And in truth it is actually a mode of operation that is shared by virtually all industries - be it technology, refrigerators, autos, ship-building, road-repairs, etc.
You'd be hard-pressed to find a business that operates profitably without having embraced parallelism in virtually every aspect of their business units (from manufacturing to R&D).
The reason I suspect we encounter a fair number of forum members who don't comprehend this reality is that, and this is just a guess, these folks simply haven't been exposed to or experienced the aspects of life that bring them to realize the reality of today's business.
I'm not making it an age or maturity thing, but they do tend to be correlated.
If you don't work as a professional, having lived long enough to accumulate the education and the experience it requires, then you probably haven't been exposed to the realities of how businesses operate in pretty much any industry and as such the preconceptions you have in your mind in terms of how they operate are limited by your life experiences which may be little more than the environment at high school or working the floor at Frys.

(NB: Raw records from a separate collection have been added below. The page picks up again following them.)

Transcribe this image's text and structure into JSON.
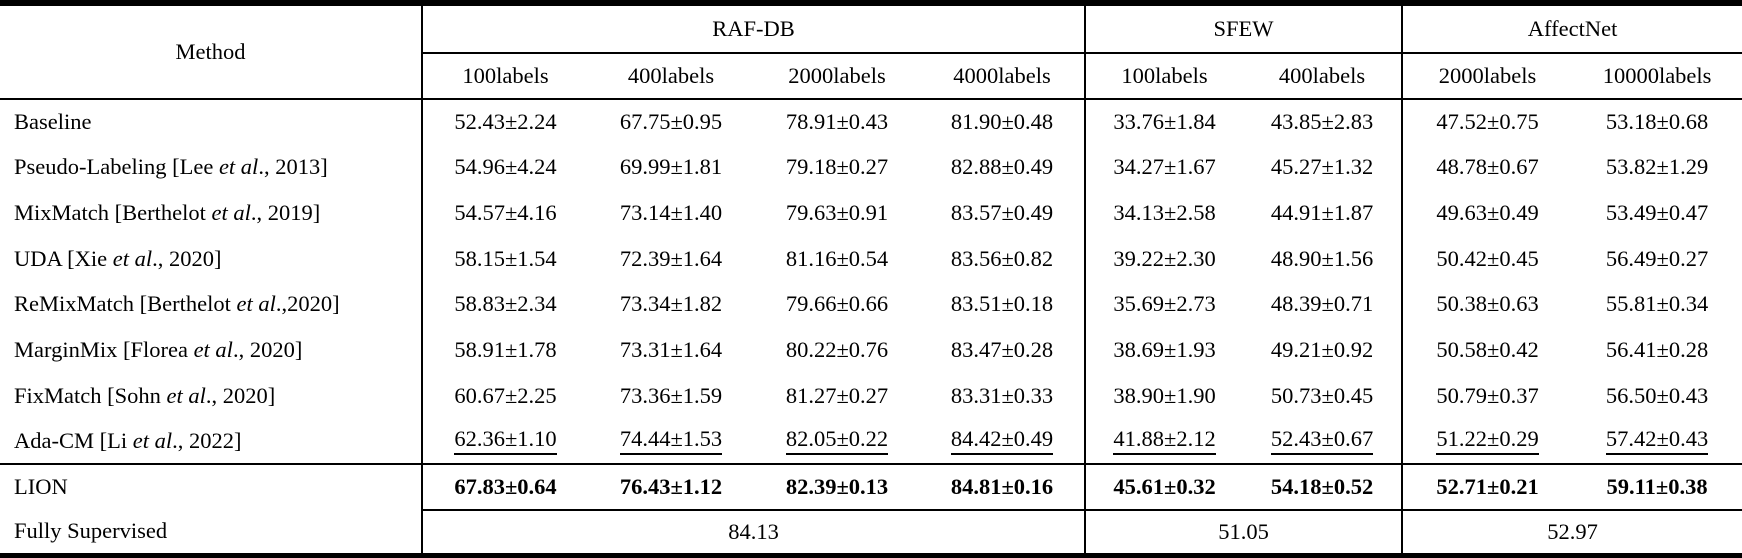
{
  "page": {
    "background_color": "#ffffff",
    "text_color": "#000000",
    "rule_color": "#000000"
  },
  "table": {
    "corner_header": "Method",
    "groups": [
      {
        "label": "RAF-DB",
        "columns": [
          "100labels",
          "400labels",
          "2000labels",
          "4000labels"
        ]
      },
      {
        "label": "SFEW",
        "columns": [
          "100labels",
          "400labels"
        ]
      },
      {
        "label": "AffectNet",
        "columns": [
          "2000labels",
          "10000labels"
        ]
      }
    ],
    "rows": [
      {
        "method": {
          "pre": "Baseline",
          "italic": "",
          "post": ""
        },
        "style": "normal",
        "values": [
          "52.43±2.24",
          "67.75±0.95",
          "78.91±0.43",
          "81.90±0.48",
          "33.76±1.84",
          "43.85±2.83",
          "47.52±0.75",
          "53.18±0.68"
        ]
      },
      {
        "method": {
          "pre": "Pseudo-Labeling [Lee ",
          "italic": "et al",
          "post": "., 2013]"
        },
        "style": "normal",
        "values": [
          "54.96±4.24",
          "69.99±1.81",
          "79.18±0.27",
          "82.88±0.49",
          "34.27±1.67",
          "45.27±1.32",
          "48.78±0.67",
          "53.82±1.29"
        ]
      },
      {
        "method": {
          "pre": "MixMatch [Berthelot ",
          "italic": "et al",
          "post": "., 2019]"
        },
        "style": "normal",
        "values": [
          "54.57±4.16",
          "73.14±1.40",
          "79.63±0.91",
          "83.57±0.49",
          "34.13±2.58",
          "44.91±1.87",
          "49.63±0.49",
          "53.49±0.47"
        ]
      },
      {
        "method": {
          "pre": "UDA [Xie ",
          "italic": "et al",
          "post": "., 2020]"
        },
        "style": "normal",
        "values": [
          "58.15±1.54",
          "72.39±1.64",
          "81.16±0.54",
          "83.56±0.82",
          "39.22±2.30",
          "48.90±1.56",
          "50.42±0.45",
          "56.49±0.27"
        ]
      },
      {
        "method": {
          "pre": "ReMixMatch [Berthelot ",
          "italic": "et al",
          "post": ".,2020]"
        },
        "style": "normal",
        "values": [
          "58.83±2.34",
          "73.34±1.82",
          "79.66±0.66",
          "83.51±0.18",
          "35.69±2.73",
          "48.39±0.71",
          "50.38±0.63",
          "55.81±0.34"
        ]
      },
      {
        "method": {
          "pre": "MarginMix [Florea ",
          "italic": "et al",
          "post": "., 2020]"
        },
        "style": "normal",
        "values": [
          "58.91±1.78",
          "73.31±1.64",
          "80.22±0.76",
          "83.47±0.28",
          "38.69±1.93",
          "49.21±0.92",
          "50.58±0.42",
          "56.41±0.28"
        ]
      },
      {
        "method": {
          "pre": "FixMatch [Sohn ",
          "italic": "et al",
          "post": "., 2020]"
        },
        "style": "normal",
        "values": [
          "60.67±2.25",
          "73.36±1.59",
          "81.27±0.27",
          "83.31±0.33",
          "38.90±1.90",
          "50.73±0.45",
          "50.79±0.37",
          "56.50±0.43"
        ]
      },
      {
        "method": {
          "pre": "Ada-CM [Li ",
          "italic": "et al",
          "post": "., 2022]"
        },
        "style": "underline",
        "values": [
          "62.36±1.10",
          "74.44±1.53",
          "82.05±0.22",
          "84.42±0.49",
          "41.88±2.12",
          "52.43±0.67",
          "51.22±0.29",
          "57.42±0.43"
        ]
      },
      {
        "method": {
          "pre": "LION",
          "italic": "",
          "post": ""
        },
        "style": "bold",
        "values": [
          "67.83±0.64",
          "76.43±1.12",
          "82.39±0.13",
          "84.81±0.16",
          "45.61±0.32",
          "54.18±0.52",
          "52.71±0.21",
          "59.11±0.38"
        ]
      }
    ],
    "supervised_row": {
      "label": "Fully Supervised",
      "values": [
        "84.13",
        "51.05",
        "52.97"
      ]
    }
  }
}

The point being that it isn't fair to your fellow forum members to expect them to know things they have no way of knowing about, just as it isn't fair to yourself to expect these things to need go without saying and finding yourself frustrated having to repeat them for each new "generation" of forum members.
Think about how often we have the "its econ 101 people, simple supply vs. demand" threads and discussions.
That discussion will happen every year as new members join until the forums no longer exist. So too, I suspect, will the "product development happens in parallel, not serial" discussions. It may be old news, and frequently discussed new, to you but I'd be willing to bet its the first time they've heard of it or spent any time really contemplating it.